A security curfew in Hopes Fort was ridiculous—no one ever stayed out late anyway. “Dad—nothing’s going to happen here. Those rules are for places like L.A. and—and Seattle.”
His lips thinned, like he was holding back words, or his temper. She should have said New York, or Chicago, or Atlanta. Anywhere but Seattle. The word was like saying failure.
Then he said, “It’s the principle of the matter, Evie. I have to do my part. I can’t go to L.A. or Seattle to help. So I do what I can here. Even if it isn’t much. Even if it doesn’t mean anything.”
He’d joined the Watch five years ago, right after Emma died. It was how he coped. Evie had the comic; he had this.
She couldn’t say anything to stop him. She’d cornered herself by bringing up Seattle, and gave up her right to continue arguing.
“Dad—I think you should go to the hospital. After yesterday—I could drive you, just to get checked out—”
“What’s the point? They’ll tell me it’s hopeless. That there’s nothing they can do to save me, but they can give me something for the pain, and they’ll pump me full of morphine and leave me in a bed to fade away. I can die on my own, I don’t need their help.” His hand on the doorknob, Mab sitting nearby and looking earnestly up at him, he said, “Watch over the Storeroom.”

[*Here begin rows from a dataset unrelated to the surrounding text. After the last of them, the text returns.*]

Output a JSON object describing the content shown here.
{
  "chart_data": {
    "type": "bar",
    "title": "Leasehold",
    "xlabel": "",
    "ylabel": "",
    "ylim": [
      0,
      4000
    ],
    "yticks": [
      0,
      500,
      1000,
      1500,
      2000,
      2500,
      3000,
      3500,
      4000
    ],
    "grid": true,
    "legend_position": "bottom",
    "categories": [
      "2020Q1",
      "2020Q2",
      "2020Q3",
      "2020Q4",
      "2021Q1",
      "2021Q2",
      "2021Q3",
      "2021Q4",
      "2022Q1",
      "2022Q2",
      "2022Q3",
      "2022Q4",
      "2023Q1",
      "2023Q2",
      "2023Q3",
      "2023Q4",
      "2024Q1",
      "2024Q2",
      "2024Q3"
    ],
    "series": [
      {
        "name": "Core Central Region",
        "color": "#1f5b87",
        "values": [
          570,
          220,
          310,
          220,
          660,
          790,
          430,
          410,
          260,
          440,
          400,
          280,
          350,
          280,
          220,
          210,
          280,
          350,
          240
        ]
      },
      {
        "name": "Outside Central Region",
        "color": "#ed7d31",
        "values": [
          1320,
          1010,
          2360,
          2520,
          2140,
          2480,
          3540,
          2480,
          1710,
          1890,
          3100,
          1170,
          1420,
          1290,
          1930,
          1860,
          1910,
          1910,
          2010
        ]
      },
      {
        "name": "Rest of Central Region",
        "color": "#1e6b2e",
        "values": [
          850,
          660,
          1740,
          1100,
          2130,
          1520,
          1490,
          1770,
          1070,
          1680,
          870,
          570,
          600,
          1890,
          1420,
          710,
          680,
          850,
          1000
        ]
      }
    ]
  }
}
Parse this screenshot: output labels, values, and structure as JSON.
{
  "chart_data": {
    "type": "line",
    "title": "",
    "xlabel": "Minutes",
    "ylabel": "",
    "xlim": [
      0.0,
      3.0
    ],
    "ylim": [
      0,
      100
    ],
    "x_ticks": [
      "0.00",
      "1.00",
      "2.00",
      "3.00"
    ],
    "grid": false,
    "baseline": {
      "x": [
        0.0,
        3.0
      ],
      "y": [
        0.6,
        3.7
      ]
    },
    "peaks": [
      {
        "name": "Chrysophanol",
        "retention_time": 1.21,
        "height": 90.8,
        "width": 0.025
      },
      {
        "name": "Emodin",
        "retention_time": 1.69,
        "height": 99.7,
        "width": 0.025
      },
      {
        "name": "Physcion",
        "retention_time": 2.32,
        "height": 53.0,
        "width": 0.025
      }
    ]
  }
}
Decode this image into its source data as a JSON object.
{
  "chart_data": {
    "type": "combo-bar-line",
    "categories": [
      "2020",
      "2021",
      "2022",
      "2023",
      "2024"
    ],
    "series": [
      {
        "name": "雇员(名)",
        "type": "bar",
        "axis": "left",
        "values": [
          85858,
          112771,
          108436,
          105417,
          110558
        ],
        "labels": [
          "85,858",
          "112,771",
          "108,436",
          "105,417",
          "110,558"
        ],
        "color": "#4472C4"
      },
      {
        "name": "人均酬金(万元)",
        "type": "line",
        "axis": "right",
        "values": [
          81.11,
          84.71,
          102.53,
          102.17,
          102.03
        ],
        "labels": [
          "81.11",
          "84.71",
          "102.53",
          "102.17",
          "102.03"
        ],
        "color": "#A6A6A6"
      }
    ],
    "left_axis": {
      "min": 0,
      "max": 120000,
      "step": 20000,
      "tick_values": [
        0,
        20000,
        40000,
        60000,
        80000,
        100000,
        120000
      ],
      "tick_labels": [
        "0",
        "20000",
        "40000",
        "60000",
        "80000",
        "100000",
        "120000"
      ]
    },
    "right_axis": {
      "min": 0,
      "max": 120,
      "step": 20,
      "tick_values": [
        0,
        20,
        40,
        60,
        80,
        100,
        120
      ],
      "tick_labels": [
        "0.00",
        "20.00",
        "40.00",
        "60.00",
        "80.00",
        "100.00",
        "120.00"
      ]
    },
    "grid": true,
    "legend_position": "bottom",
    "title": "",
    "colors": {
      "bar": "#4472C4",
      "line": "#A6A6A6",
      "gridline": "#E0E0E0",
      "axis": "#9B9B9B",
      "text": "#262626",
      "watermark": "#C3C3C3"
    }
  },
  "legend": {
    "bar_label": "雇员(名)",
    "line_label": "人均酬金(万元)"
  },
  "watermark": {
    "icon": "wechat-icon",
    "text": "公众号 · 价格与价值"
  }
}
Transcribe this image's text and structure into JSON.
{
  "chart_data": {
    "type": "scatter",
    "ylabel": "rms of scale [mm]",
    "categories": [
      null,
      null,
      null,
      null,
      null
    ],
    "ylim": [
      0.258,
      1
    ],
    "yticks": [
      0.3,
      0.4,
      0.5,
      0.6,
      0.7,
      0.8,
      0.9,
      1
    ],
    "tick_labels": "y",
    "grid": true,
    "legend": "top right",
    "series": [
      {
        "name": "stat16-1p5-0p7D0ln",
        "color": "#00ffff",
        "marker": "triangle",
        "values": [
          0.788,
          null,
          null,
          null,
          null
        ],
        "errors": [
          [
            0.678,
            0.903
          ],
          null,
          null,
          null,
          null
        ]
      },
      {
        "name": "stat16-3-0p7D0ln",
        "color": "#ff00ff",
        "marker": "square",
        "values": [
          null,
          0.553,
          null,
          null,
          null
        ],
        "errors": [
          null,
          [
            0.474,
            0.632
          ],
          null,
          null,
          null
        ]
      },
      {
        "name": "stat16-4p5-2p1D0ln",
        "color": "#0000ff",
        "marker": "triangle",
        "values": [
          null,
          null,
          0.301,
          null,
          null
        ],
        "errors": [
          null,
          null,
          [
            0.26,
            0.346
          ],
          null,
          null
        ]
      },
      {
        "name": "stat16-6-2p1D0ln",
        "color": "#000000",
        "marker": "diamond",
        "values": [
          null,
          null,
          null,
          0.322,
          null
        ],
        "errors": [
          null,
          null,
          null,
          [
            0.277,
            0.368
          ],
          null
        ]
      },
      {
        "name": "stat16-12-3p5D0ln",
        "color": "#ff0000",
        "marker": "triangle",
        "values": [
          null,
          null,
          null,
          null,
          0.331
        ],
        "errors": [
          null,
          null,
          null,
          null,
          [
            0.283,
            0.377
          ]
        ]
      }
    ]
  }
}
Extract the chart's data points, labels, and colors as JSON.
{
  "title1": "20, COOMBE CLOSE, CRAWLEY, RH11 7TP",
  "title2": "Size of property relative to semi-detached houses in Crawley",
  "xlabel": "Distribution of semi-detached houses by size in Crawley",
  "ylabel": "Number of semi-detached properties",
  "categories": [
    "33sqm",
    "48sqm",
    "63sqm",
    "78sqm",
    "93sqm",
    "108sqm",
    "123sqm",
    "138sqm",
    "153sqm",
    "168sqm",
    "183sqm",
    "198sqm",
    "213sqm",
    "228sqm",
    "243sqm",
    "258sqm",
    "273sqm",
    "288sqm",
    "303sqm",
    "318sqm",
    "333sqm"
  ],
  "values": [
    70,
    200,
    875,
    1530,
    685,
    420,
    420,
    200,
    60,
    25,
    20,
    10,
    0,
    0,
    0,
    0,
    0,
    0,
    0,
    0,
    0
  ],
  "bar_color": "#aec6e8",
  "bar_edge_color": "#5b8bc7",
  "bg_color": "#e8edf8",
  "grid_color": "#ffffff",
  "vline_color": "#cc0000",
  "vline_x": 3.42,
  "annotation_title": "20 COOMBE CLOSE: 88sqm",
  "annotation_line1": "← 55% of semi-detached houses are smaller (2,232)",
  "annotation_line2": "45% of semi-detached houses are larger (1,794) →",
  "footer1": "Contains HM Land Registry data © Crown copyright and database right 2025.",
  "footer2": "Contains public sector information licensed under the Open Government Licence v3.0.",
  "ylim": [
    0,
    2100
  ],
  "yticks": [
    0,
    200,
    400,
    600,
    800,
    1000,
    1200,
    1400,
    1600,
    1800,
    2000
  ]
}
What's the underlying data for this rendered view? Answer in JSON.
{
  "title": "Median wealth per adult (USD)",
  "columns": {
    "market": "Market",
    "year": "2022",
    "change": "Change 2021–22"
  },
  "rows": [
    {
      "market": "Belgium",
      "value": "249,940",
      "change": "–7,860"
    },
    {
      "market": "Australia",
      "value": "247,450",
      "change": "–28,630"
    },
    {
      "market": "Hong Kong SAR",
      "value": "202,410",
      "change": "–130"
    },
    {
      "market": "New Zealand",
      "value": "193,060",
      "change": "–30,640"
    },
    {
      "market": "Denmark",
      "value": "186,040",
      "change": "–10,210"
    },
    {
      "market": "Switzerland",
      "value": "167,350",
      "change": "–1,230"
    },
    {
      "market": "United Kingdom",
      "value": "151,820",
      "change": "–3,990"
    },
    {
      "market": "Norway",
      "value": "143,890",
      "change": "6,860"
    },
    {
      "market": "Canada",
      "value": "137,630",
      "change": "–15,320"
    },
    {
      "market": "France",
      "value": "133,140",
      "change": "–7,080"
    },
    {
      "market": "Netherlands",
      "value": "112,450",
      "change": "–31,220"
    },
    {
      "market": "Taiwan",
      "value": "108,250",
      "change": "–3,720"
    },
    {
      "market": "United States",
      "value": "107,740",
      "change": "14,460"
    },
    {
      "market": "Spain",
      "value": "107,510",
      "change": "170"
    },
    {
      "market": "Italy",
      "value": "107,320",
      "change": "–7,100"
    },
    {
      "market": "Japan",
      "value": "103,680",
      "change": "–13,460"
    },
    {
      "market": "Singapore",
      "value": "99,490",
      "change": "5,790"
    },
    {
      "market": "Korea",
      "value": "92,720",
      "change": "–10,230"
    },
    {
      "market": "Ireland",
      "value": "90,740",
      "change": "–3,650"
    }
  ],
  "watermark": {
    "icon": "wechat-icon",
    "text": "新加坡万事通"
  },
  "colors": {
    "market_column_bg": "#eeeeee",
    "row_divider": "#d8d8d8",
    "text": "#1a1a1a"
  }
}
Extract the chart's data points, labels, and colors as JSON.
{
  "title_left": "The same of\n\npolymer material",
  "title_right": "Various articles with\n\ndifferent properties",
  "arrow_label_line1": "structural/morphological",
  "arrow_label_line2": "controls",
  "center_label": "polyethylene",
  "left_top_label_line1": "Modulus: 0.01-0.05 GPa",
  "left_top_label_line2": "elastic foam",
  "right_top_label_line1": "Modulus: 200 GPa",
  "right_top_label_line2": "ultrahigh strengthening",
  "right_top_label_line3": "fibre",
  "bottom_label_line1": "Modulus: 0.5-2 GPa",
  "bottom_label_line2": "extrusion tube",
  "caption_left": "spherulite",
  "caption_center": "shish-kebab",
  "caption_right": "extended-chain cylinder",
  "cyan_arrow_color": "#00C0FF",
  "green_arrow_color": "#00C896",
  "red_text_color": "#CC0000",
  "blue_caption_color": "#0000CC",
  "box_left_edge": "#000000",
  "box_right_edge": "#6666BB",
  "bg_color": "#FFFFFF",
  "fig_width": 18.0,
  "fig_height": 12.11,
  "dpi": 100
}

Stifled tears tightened her voice. “I don’t care about that.”
“You will.” He scratched Mab’s ears. “Help Evie watch the Storeroom, girl.”
He closed the door behind him. Through the kitchen window, Evie watched him walk to the end of the driveway just as Johnny drove up in his police sedan. She thought her father was still limping. With his hands shoved in his coat pockets, his shoulders stiff against the chill air, it was hard to tell.
Robin Goodfellow crouched in the scrub by a fence post and watched the artist at work. The Curandera stood on the side of the highway running east out of town. The wind tangled her graying black hair; she wore a turquoise-and-silver pendant, which she gripped in her hand.
A person could go east from here, and keep going east for a thousand miles without the scenery changing much: flat winter fields covered in dry, bent stalks; a few fence posts strung with barbed wire; and sky, so much wide-open sky, a person could lose himself, wander in circles, and feel so small, he’d disappear from the universe.